Results and discussion
Performance evaluation shows that the proposed semi-analytical resolution method reduces computation time by a factor of 5, for a constant residual error. Likewise, periodic seeding of the particles guarantees a homogeneous particle distribution throughout the calculation, with less than 0.05% of cells having a particle density greater than 5. Analysis of velocity and acceleration errors in the in-vitro flow configuration suggests that the main distortions are linked to the presence of velocity displacement artifacts [7]. Although a proof-of-concept of the methodology is presented in this paper, certain physical effects (gradient non-linearity, chemical shift or magnetic susceptibility) remain to be taken into account in the simulation in order to establish a more detailed characterization of the errors. In addition, the simulation of more complex clinical sequences should make it possible to eliminate certain errors induced by the idealized sequence. Nevertheless, at this stage, the versatility of the tool developed enables us to simulate a multitude of morphological sequences and flows.


  1. Michael Markl, Frandics P. Chan, Marcus T. Alley, Kris L. Wedding, Mary T. Draney, Chris J. Elkins, David W. Parker, Ryan Wicker, Charles A. Taylor, Robert J. Herfkens, and Norbert J. Pelc.

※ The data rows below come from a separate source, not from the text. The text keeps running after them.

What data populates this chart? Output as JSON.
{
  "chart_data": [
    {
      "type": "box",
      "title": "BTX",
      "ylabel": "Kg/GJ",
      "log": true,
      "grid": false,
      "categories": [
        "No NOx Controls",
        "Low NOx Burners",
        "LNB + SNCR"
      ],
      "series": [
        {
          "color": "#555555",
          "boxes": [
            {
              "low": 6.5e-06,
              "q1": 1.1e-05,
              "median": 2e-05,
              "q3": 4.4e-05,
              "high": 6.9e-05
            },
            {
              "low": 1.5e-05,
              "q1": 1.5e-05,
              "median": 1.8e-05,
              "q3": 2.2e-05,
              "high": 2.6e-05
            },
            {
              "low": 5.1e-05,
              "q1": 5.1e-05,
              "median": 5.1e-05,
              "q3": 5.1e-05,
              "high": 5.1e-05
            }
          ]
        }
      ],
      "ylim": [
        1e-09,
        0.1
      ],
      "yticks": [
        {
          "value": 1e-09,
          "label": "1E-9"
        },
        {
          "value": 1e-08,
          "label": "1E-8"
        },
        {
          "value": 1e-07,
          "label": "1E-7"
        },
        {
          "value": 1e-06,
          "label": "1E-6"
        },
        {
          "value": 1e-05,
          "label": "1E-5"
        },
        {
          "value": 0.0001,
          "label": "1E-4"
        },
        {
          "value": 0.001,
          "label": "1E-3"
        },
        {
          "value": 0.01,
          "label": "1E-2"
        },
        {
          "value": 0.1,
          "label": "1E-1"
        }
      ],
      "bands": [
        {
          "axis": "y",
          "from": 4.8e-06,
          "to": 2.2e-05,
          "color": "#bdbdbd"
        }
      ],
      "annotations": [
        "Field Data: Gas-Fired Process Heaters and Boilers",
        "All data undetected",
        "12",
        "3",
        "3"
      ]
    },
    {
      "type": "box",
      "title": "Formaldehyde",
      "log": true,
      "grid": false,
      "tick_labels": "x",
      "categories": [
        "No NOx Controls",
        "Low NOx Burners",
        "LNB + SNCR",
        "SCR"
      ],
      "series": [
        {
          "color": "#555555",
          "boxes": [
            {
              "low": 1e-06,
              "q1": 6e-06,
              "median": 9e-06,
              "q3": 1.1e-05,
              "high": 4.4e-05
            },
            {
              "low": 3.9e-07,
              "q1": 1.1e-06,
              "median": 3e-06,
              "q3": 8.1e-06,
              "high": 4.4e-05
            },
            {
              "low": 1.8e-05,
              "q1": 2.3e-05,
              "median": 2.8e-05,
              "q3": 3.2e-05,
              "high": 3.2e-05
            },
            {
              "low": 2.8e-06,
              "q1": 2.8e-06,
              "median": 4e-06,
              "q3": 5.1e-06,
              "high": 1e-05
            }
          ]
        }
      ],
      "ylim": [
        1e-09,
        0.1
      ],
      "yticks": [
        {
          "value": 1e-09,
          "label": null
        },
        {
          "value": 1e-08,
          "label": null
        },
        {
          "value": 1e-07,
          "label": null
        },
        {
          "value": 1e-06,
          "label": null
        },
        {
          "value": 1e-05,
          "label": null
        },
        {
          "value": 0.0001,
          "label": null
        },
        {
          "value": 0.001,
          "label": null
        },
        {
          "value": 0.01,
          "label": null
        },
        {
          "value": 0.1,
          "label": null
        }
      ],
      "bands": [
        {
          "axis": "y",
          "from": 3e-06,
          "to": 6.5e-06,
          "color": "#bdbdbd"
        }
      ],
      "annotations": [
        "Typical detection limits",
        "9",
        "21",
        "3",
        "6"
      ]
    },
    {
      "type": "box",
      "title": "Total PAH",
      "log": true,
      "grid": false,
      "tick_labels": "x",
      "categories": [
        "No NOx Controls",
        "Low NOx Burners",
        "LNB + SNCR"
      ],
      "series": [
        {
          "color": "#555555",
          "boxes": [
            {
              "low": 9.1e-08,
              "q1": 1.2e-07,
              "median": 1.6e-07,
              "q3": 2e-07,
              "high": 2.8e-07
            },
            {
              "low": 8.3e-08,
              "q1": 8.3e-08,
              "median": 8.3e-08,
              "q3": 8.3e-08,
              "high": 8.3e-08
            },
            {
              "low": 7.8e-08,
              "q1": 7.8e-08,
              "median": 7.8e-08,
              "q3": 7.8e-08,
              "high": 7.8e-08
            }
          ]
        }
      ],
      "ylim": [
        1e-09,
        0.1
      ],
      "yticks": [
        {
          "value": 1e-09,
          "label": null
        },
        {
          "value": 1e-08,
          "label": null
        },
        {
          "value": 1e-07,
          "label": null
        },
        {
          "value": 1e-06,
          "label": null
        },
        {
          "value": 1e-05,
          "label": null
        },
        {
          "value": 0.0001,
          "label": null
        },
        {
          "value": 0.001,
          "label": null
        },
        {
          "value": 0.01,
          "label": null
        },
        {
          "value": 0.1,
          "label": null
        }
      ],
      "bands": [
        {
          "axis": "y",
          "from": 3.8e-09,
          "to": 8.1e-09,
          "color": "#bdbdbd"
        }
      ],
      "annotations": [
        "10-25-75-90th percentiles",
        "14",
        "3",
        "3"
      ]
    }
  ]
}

Time resolved three dimensional phase contrast MRI. Journal of Magnetic Resonance Imaging, 18(3):396-396, 2003.

  2. Wouter V. Potters, Pim Ooij, Henk Marquering, Ed vanBavel, and Aart J. Nederveen. Volumetric arterial wall shear stress calculation based on cine phase contrast MRI. Journal of Magnetic Resonance Imaging, 41(2):505-516, 2015.

  3. Pablo Lamata, Alex Pitcher, Sebastian Krittian, David Nordsletten, Malenka M. Bissell, Thomas Cassar, Alex J. Barker, Michael Markl, Stefan Neubauer, and Nicolas P. Smith. Aortic relative pressure components derived from four-dimensional flow cardiovascular magnetic resonance. Magnetic Resonance in Medicine72(4):1162-1169, March 2014.

  4. Bloch F. Nuclear Induction. Physical Review. 1946; 70:460-474.

  5. YALES2BIO. https://imag.umontpellier.fr/~yales2bio/

  6. Puiseux T, Sewonu A, Meyrignac O, et al. Reconciling PC-MRI and CFD: an in-vitro study. NMR in Biomedicine. 2019;e4063.

  7. Steinman DA, Ethier CR, Rutt BK. Combined analysis of spatial and velocity displacement artifacts in phase contrast measurements of complex flows. J Magn Reson Imaging. 1997 Mar-Apr;7(2):339-46.